Entre risco ambiental e prejuízo econômico reversível, TJAM mantém paralisação de aterro em Iranduba

Entre risco ambiental e prejuízo econômico reversível, TJAM mantém paralisação de aterro em Iranduba

As obras de implantação de um aterro sanitário Classe II em Iranduba voltaram a ser paralisadas por decisão do Tribunal de Justiça do Amazonas (TJAM).

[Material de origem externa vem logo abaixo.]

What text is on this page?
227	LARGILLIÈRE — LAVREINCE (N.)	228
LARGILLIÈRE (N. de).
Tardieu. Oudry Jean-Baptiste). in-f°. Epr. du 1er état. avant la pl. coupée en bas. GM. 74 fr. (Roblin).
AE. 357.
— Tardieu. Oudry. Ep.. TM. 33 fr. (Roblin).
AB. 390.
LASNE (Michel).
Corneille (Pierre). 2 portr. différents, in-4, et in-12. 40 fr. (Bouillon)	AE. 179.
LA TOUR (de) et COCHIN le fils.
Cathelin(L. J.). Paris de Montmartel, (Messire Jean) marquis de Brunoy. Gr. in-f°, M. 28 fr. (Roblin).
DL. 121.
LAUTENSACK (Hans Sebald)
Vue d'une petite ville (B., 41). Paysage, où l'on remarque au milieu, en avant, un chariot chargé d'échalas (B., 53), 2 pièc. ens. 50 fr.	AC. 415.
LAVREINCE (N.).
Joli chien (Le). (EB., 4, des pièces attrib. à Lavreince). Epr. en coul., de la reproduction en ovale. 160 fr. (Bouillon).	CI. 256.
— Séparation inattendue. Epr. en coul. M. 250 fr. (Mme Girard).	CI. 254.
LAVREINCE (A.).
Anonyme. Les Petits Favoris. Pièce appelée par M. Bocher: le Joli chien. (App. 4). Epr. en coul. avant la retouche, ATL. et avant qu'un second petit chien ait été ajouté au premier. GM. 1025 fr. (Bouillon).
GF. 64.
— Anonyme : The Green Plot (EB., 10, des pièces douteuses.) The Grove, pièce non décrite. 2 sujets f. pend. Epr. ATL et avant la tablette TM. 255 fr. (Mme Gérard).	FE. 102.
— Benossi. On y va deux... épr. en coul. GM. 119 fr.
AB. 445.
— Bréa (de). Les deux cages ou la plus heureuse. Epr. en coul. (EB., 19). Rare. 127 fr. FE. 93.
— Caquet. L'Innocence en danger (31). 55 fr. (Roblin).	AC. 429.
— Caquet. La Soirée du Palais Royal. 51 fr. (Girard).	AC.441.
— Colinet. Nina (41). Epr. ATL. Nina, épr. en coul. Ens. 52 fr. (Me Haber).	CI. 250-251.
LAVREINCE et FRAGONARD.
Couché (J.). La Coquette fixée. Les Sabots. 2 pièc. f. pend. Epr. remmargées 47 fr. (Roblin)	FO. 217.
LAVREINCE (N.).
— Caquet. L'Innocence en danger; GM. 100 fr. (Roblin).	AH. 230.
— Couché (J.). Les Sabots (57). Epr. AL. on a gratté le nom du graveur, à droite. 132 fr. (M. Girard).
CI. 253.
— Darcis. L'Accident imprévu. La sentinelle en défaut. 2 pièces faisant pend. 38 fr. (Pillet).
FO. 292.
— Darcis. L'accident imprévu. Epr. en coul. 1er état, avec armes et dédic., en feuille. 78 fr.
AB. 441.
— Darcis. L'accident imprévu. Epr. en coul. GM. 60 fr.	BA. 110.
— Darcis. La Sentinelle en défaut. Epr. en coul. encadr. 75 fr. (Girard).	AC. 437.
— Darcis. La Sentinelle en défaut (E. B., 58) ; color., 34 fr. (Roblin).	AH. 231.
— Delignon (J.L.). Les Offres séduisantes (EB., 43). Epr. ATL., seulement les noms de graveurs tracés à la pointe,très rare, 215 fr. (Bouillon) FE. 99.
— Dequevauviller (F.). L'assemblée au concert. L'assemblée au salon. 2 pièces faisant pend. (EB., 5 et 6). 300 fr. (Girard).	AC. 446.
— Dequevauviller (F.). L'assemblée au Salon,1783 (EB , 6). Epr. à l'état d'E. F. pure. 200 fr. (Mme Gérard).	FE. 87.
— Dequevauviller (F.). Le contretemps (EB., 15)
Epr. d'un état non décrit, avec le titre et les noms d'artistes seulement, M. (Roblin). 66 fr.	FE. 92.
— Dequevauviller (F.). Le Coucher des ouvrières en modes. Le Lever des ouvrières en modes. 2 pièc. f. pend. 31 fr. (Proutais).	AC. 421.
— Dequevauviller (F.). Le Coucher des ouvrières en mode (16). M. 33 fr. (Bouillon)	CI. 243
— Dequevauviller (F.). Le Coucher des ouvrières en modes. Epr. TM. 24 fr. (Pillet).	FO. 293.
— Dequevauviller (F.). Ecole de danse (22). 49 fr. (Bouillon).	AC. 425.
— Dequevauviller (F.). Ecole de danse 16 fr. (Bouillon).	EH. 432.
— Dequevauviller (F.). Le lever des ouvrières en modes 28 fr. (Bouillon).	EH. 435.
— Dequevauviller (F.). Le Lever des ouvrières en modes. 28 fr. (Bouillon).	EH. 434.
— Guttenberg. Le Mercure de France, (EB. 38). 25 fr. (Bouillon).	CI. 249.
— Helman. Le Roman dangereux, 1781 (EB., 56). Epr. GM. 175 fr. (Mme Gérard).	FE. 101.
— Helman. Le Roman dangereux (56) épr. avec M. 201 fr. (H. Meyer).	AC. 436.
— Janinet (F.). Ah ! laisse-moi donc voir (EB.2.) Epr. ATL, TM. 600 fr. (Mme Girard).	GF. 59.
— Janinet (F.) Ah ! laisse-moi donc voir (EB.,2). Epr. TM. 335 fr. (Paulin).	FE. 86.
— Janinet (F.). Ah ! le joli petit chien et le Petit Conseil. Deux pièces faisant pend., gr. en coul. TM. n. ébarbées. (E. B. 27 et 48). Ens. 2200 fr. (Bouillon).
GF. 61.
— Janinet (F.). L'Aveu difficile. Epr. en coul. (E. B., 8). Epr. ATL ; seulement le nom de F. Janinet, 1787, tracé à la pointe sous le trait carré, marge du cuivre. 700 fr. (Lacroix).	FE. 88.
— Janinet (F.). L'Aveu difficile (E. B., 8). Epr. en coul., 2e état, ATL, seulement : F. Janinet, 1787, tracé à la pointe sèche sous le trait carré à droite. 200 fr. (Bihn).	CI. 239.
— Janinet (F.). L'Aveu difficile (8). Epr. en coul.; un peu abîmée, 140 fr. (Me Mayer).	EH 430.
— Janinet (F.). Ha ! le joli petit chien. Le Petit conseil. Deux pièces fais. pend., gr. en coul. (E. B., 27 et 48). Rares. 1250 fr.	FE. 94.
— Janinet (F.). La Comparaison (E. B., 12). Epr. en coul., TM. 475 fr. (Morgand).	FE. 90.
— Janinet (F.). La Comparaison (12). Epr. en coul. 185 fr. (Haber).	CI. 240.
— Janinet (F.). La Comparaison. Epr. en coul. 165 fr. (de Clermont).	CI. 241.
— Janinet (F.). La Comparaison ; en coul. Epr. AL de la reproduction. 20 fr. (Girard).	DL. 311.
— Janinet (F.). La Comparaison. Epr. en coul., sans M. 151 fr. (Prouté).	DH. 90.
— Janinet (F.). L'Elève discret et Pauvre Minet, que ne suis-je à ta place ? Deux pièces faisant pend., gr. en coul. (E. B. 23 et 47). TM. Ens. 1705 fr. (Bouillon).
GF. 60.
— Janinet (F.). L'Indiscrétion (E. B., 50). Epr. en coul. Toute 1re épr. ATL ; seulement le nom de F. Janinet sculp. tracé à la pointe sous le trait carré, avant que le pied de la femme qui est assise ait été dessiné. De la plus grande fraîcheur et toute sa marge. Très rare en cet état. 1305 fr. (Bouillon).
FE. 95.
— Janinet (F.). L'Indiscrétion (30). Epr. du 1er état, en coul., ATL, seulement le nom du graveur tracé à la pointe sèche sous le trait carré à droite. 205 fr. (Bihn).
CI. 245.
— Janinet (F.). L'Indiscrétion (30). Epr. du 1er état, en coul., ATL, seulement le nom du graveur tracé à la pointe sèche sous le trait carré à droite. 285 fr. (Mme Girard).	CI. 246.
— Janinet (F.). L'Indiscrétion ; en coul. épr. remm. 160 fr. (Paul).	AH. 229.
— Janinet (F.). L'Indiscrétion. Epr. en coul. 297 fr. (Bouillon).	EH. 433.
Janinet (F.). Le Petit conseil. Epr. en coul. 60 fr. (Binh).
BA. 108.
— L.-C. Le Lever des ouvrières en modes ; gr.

Inicialmente embargado pelo Juízo de primeiro grau, o empreendimento chegou a ser liberado por decisão monocrática em plantão no Tribunal, que atribuiu efeito suspensivo ao recurso da empresa responsável.

Posteriormente, ao apreciar agravo interno interposto pelo Ministério Público do Estado do Amazonas, o desembargador Paulo Cesar Caminha e Lima suspendeu a autorização concedida em segunda instância e restabeleceu os efeitos da decisão original que havia determinado a interrupção das obras.

O Tribunal de Justiça do Amazonas (TJAM) determinou a paralisação das obras de implantação de um aterro sanitário Classe II no município de Iranduba. A decisão foi tomada pelo desembargador Paulo Cesar Caminha e Lima, após recurso apresentado pelo Ministério Público do Estado do Amazonas (MPAM).

As obras haviam sido suspensas inicialmente por decisão do Juízo Plantonista da Comarca de Iranduba, que determinou o embargo de todas as atividades relacionadas ao empreendimento, como terraplanagem, supressão de vegetação e demais intervenções físicas.

No entanto, essa decisão foi posteriormente suspensa por uma decisão monocrática do próprio Tribunal, que autorizou a continuidade das obras após a empresa responsável pelo projeto recorrer por meio de agravo de instrumento.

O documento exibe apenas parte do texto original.